In the current study we compared intraoperatively recorded hemodynamics of patients undergoing Robot-Assisted Radical Prostatectomy and Robot-Assisted Partial Nephrectomy. We documented no relevant preoperative difference in patient characteristics. Analysis of these data, as well as the comparison of both groups showed decreasing blood pressure and slightly elevated pCO2, as well as a slight decrease in pO2 in both groups, as would be expected during a laparoscopic surgical intervention. However, besides slightly higher diastolic blood pressure, hemodynamic monitoring showed no significant difference within the two groups, which suggests that the Trendelenburg position exerted a negligible effect in the RALP group on patients’ hemodynamics. In addition, noninvasive cerebral oxygenation monitoring revealed no significant change during the operation, and no difference between our two groups. This finding is supported by other studies applying infrared spectroscopy. In a study by Park et al., intraoperative measurements revealed a statistically significant increase in rSO2 when keeping the pCO2 constant [
13]. Other studies report unchanged rSO2, as our data demonstrate [
14].Multiple physiological reactions should be considered in this context. On one hand, there is evidence that intracranial pressure rises during Trendelenburg position due to increased venous pressure [
15]. This effect is complemented by the increase in intraabdominal pressure due to the pneumoperitoneum, which also increases intracranial pressure by obstructing the venous return [
16]. However, pneumoperitoneum also increases cerebral perfusion by raising pCO2 and releasing catecholamine, causing improved cerebral blood flow and in turn potentially higher rSO2 [
17]. The net effect of this physiological reactions, as described by Tanaka et al., is a slight increase in cerebral blood volume [
18] that was, however, reported to be less than 10%. We found no changes in rSO2 in this study. Our study data indicate that the Trendelenburg position exerts an only slight effect on rSO2, and no signs of impaired cerebral oxygenation.

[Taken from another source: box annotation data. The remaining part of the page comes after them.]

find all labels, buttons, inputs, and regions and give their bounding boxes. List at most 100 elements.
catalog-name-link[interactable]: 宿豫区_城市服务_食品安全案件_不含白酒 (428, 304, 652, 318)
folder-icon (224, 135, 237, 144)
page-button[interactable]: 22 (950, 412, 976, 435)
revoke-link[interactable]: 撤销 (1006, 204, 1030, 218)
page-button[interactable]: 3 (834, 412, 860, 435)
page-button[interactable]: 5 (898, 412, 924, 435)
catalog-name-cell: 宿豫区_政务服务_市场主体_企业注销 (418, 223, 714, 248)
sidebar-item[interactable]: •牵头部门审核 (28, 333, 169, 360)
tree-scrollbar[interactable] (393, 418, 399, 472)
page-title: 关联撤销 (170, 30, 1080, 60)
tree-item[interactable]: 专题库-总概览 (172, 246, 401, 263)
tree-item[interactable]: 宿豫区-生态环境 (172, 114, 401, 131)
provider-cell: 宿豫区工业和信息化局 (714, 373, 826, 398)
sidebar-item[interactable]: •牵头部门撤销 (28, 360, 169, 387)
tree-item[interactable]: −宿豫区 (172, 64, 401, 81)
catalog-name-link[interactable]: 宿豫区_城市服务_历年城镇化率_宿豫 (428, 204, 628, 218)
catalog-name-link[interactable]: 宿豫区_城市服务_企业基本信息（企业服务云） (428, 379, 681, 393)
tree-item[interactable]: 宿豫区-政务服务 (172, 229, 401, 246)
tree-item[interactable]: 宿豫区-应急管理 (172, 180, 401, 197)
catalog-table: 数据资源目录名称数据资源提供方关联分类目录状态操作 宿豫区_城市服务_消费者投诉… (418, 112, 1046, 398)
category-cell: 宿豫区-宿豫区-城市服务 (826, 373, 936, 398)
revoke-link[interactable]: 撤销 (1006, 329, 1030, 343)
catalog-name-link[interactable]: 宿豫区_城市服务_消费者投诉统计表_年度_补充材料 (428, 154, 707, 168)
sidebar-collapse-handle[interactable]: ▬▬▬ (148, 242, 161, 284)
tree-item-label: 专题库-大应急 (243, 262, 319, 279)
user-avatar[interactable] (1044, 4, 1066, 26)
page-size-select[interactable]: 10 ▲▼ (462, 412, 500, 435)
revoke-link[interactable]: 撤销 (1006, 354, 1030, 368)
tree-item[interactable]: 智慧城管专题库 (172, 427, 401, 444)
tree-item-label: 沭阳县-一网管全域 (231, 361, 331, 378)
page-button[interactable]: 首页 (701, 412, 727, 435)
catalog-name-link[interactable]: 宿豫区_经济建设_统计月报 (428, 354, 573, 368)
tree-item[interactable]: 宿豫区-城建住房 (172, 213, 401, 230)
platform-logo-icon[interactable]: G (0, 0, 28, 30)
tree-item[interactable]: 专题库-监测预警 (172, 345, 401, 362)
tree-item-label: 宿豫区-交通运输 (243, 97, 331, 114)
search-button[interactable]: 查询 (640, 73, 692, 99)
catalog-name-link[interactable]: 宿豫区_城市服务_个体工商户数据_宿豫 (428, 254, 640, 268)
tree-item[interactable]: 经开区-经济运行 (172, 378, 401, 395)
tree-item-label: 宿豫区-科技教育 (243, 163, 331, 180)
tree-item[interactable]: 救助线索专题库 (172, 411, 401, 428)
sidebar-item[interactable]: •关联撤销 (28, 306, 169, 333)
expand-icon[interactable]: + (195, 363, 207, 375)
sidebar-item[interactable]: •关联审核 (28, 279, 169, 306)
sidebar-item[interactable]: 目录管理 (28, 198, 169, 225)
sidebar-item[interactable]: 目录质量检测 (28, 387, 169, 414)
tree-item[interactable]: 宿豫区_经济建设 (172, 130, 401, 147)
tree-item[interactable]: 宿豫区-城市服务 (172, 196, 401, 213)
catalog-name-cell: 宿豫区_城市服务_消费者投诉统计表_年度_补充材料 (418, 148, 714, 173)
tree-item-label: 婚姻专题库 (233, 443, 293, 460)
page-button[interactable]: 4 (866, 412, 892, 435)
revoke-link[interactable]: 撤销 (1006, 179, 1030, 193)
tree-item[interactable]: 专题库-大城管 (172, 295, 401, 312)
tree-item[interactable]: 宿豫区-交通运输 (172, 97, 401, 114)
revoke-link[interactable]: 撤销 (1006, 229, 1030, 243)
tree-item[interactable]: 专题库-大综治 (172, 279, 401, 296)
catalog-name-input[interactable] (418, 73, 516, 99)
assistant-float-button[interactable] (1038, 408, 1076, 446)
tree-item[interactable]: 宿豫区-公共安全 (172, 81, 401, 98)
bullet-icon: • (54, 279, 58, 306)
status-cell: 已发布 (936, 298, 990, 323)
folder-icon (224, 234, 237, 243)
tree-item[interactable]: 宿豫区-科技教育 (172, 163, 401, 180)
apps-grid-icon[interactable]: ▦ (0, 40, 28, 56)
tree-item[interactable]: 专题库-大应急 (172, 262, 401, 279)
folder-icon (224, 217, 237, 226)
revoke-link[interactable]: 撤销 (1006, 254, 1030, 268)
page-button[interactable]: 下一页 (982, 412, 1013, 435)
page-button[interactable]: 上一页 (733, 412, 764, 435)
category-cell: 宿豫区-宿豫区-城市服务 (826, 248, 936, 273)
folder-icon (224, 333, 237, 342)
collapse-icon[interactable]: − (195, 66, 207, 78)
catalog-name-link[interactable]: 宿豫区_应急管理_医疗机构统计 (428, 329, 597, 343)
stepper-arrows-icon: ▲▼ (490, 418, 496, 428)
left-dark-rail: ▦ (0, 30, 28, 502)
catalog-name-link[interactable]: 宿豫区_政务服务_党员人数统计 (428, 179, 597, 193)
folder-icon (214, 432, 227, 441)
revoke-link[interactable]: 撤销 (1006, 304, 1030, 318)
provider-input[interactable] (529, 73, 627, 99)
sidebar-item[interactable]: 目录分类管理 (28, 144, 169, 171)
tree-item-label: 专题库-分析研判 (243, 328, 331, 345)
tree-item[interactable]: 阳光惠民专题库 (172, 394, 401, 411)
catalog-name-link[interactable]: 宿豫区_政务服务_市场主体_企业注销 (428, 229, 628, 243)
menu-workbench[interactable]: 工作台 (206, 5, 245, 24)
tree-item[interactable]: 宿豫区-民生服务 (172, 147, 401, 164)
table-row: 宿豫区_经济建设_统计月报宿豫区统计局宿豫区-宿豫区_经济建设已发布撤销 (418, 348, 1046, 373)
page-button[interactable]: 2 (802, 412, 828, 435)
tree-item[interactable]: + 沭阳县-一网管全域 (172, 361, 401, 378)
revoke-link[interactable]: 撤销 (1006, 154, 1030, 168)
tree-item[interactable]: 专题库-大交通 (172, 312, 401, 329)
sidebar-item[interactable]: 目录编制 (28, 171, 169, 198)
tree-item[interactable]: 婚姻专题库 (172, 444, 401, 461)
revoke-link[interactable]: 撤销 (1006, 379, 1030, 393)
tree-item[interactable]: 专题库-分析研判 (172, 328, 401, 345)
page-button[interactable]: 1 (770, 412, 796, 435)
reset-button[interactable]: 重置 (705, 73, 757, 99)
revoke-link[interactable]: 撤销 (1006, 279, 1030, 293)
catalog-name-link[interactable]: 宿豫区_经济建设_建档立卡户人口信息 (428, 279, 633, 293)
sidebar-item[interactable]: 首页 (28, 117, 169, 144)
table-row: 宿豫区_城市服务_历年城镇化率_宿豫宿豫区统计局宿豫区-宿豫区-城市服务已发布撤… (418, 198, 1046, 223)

Follow up of all patients including Mini Mental Status evaluation of the cognitive state also showed no negative effect on the intellectual ability of all operated patients in both groups. In addition, we detected no complications related to the Trendelenburg positioning. We therefore conclude that the Trendelenburg position as applied in Robot-Assisted Radical Prostatectomy is safe for the patient and can be applied during surgical interventions requiring extended operating times. Our study however, has some limitations. First of all, it was exploratory and conducted only on a small cohort; further prospective studies will have to confirm these results. In addition, our control group patients did not undergo the same surgical intervention, since Robot-Assisted Radical Prostatectomy is currently only performed in Trendelenburg position, thus a control group undergoing the same procedure was not possible. Furthermore, our control group included, besides partial nephrectomy, various other Robot-Assisted procedures on the kidney including one radical nephrectomy, one adrenalectomy and a pyeloplasty. As the adrenalectomy was due to a benign hormone-inactive tumor, we cannot rule out that surgical adrenal manipulation might have altered our results.